La memoria genética instalada en la humanidad tras perseguir manadas en migración, inspiró, sin duda, la operatividad de la trashumancia. Se trata, como se sabe, de un ejercicio fundamental del pastoreo que consiste en efectuar traslados geográficos del ganado, ajustándose a la climatología cambiante, al encuentro de los recursos alimenticios más propicios y la mejora en el hábitat de los rebaños. La actividad trashumante se desarrolla en numerosas regiones del mundo con abundantes referencias de movilidad animal. El pastoreo de renos en los pueblos lapones, los rebaños de yaks del Nepal, en tránsito de los 4.000 a los 6.000 metros de altitud, según la estación; los camelleros tuaregs, los ganaderos gauchos o las manadas de vacas de los cowboys, son pintorescos ejemplos de una tarea enraizada en el ámbito pastoril, tan necesaria como inadvertida.

 

En España la trashumancia de cercanía también ha involucrado al ganado vacuno entre valles y montes, pero su operatividad decae, debido al estabulado y la alimentación manufacturada.

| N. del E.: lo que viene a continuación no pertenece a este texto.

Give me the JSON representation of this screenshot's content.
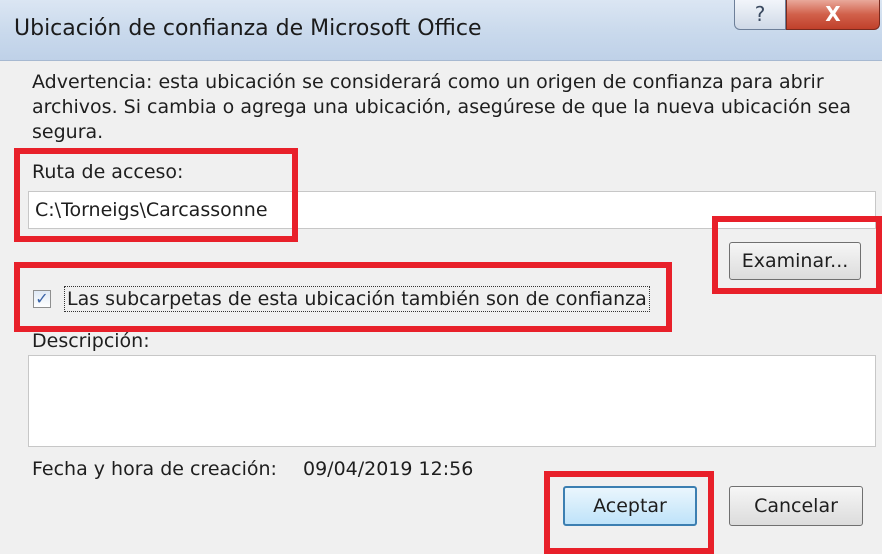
{
  "window": {
    "title": "Ubicación de confianza de Microsoft Office",
    "help_label": "?",
    "close_label": "X"
  },
  "warning_text": "Advertencia: esta ubicación se considerará como un origen de confianza para abrir archivos. Si cambia o agrega una ubicación, asegúrese de que la nueva ubicación sea segura.",
  "path": {
    "label": "Ruta de acceso:",
    "value": "C:\\Torneigs\\Carcassonne"
  },
  "browse_button": "Examinar...",
  "subfolders": {
    "checked": true,
    "label": "Las subcarpetas de esta ubicación también son de confianza"
  },
  "description": {
    "label": "Descripción:",
    "value": ""
  },
  "creation": {
    "label": "Fecha y hora de creación:",
    "value": "09/04/2019 12:56"
  },
  "buttons": {
    "ok": "Aceptar",
    "cancel": "Cancelar"
  },
  "colors": {
    "highlight": "#e8202a",
    "close_button": "#c0402b"
  }
}
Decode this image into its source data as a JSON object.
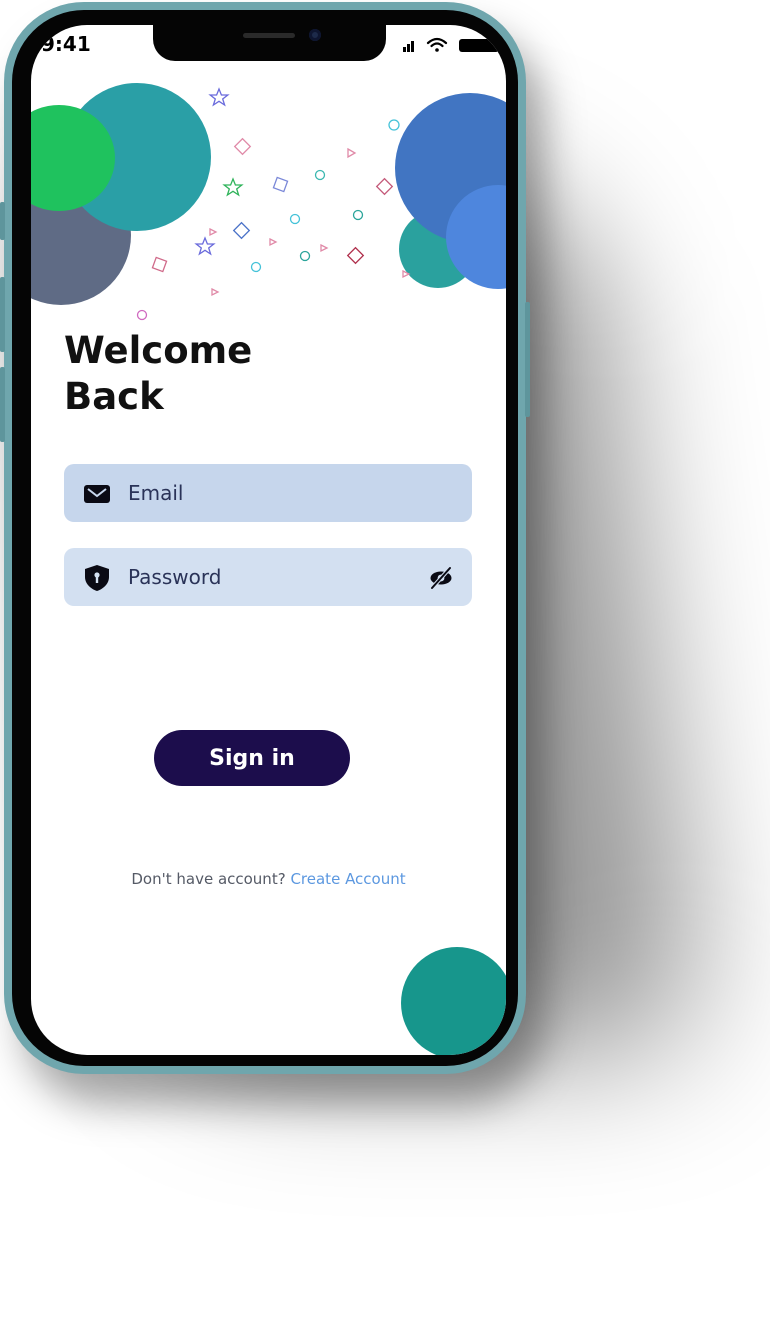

La función más intensa y relevante de la trashumancia actual la ocasiona el ganado ovino y caprino, cuya aportación en leche, lana, carne y quesos –incluso en detritus fertilizantes y desalojo de pastos secos en riesgo de incendios–, favorece su conveniencia y esmero, más allá de la emotividad rural y milenaria que contiene. Por otra parte, la diversidad en razas ovinas (Xalda, Churra, Latxa, Merina, Manchega, Gallega, Palmera y hasta 30 más, catalogadas en España), con su desigual predisposición respecto a producto y rendimiento, añade a la actividad tareas puntuales y diferenciadas para cada casta, con el fin de optimizar su calidad.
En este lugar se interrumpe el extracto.